5 comments to Burgundy 2011 – some impressions

  • Damien

    Having just received a price list from an Antipodean supplier, I’d imagine you’ll be seeing 10-15% price increases across the board in 2013. Not surprising giving the cost increases in any other agricultural product, but perhaps surprising more wine journalists haven’t picked up on it. And very pertinent and again often unsaid point about cask samples; always good to make people aware of the parameters within which their reading.

  • Hi Jamie,

    What does a ladybird vintage mean?
    Love your blog!


  • Jamie

    Some fair points. But I would add the following:

    1. There is no goût de coxinelle in the wines. None whatsoever. Only one critic has identified this and I haven’t met a single grower who agreed, and I reckon I’ve spoken to 200 of them and tasted over 2000 wines.
    2. Most Burgundian vintages were chaptalised in the past. That’s not a crime. I’d much rather drink 2011 than high alcohol, sometimes soupy 2003. The freshness of the wines is very appealing.
    3. Many of the white wines are already bottle, and some of the reds. There is far less manipulation of samples for the en primeur tastings than there is in Bordeaudx. What you taste in London and Burgundy is pretty much what you will see in bottle.As you say, we are tasting the wines at a later stage.
    4. The only way to understand the vintage properly is to go there and talk to people in French, walk though the vineyards, listen, taste honestly and humbly and then provide one’s views.

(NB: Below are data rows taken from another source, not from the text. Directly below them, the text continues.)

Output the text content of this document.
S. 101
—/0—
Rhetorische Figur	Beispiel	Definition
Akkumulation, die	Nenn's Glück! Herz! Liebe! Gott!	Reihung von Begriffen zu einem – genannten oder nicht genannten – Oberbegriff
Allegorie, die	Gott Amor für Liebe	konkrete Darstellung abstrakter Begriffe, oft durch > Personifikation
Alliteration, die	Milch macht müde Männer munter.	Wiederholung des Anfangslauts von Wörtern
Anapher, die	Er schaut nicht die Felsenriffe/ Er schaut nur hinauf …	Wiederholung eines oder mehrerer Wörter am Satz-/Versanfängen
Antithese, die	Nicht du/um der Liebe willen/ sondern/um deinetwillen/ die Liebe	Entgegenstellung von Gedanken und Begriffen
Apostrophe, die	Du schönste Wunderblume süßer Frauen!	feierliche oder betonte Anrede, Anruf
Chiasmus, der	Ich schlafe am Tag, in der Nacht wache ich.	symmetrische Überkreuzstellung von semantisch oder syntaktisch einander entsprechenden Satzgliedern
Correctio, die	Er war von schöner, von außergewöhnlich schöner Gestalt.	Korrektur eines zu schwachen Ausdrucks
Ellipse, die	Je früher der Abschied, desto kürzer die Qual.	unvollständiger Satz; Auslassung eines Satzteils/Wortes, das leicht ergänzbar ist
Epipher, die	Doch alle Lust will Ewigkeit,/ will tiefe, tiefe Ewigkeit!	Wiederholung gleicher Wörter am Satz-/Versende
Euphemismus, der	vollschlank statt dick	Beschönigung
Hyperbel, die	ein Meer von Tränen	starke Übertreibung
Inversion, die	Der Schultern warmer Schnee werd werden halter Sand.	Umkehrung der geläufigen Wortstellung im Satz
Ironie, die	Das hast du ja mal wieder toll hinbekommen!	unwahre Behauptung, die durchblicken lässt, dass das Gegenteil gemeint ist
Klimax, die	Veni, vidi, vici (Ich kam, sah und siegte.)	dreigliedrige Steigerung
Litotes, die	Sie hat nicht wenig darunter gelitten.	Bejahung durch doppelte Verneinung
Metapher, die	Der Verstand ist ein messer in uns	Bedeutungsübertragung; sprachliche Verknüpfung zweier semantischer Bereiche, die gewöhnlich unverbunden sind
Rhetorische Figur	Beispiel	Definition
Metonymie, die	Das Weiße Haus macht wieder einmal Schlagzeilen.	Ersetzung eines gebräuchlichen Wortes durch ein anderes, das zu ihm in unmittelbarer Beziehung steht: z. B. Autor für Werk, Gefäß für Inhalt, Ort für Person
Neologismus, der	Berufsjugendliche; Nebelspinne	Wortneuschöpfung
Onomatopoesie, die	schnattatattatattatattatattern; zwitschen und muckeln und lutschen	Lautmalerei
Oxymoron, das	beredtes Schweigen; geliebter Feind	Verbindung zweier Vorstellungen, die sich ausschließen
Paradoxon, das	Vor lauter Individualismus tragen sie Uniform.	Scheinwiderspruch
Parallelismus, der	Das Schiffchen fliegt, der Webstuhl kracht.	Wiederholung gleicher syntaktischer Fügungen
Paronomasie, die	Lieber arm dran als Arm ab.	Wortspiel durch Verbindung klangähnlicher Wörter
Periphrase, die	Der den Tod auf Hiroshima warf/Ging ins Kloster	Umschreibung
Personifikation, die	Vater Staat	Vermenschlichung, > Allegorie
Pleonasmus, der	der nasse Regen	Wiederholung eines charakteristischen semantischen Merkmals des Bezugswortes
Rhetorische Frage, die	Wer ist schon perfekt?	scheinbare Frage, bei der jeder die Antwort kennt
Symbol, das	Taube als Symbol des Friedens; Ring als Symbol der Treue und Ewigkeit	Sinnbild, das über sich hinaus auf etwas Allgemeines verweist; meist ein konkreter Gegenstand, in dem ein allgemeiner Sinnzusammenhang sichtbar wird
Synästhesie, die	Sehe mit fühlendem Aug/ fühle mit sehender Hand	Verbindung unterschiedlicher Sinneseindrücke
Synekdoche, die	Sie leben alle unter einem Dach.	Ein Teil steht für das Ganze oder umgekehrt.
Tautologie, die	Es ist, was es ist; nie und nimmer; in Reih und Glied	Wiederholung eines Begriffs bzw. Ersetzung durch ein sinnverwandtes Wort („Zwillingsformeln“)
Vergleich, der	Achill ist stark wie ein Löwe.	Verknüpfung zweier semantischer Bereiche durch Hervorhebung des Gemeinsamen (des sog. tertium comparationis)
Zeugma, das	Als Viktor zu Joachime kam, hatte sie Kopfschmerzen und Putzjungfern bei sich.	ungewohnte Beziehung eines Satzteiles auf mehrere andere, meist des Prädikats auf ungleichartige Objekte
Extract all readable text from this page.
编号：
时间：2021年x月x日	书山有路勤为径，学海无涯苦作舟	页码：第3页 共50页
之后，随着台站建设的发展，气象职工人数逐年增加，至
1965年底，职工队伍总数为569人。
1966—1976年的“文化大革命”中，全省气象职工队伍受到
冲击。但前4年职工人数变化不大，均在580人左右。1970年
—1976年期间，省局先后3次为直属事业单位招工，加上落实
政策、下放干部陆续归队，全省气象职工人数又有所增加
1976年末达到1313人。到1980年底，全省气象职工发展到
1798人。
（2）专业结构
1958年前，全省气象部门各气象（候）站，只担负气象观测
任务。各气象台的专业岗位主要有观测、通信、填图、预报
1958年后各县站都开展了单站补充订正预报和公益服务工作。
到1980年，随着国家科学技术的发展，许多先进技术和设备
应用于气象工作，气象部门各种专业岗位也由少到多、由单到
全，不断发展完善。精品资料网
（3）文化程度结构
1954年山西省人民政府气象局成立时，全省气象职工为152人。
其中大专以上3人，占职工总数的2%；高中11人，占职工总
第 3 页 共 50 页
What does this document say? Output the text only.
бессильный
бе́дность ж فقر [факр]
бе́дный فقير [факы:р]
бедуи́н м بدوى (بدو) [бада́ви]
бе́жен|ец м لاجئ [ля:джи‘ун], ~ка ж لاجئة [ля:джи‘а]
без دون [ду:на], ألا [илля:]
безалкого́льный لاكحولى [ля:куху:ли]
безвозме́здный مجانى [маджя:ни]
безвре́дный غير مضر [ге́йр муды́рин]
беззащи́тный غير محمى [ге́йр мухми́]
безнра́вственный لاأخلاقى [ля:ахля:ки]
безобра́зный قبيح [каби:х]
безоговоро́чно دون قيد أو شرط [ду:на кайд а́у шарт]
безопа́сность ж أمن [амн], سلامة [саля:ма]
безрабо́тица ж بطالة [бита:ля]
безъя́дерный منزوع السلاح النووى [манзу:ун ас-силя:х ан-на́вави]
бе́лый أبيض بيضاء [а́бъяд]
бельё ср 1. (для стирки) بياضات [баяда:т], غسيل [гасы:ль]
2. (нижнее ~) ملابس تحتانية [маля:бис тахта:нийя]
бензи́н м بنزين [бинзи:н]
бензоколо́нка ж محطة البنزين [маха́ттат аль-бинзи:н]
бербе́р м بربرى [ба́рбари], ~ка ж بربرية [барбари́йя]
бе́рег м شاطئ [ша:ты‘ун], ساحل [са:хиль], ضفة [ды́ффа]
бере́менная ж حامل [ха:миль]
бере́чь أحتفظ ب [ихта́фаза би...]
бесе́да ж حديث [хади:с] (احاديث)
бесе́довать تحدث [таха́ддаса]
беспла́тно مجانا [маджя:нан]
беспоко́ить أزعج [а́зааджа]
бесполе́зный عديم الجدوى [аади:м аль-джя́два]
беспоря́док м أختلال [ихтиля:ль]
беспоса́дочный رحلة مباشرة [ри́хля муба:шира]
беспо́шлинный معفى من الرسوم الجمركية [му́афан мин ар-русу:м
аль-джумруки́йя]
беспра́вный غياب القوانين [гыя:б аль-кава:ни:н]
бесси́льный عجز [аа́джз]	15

    Your readers might want to consider downloading my report on the vintage (http://www.timatkin.com). Ratings for over 1500 wines. 250 tasting notes. One palate. Advice, not information.

    Keep up the good work.


  • Erik Jurisch

    Having worked the vintage in Morey-Saint-Denis in 2011 I can attest that 2011 was a “ladybird” vintage, at least in Cote-de-Nuits reds. The eight hectare vineyard where I worked experienced high levels of ladybird beetles which warranted a special shaker-table to remove the majority of bugs from the clusters.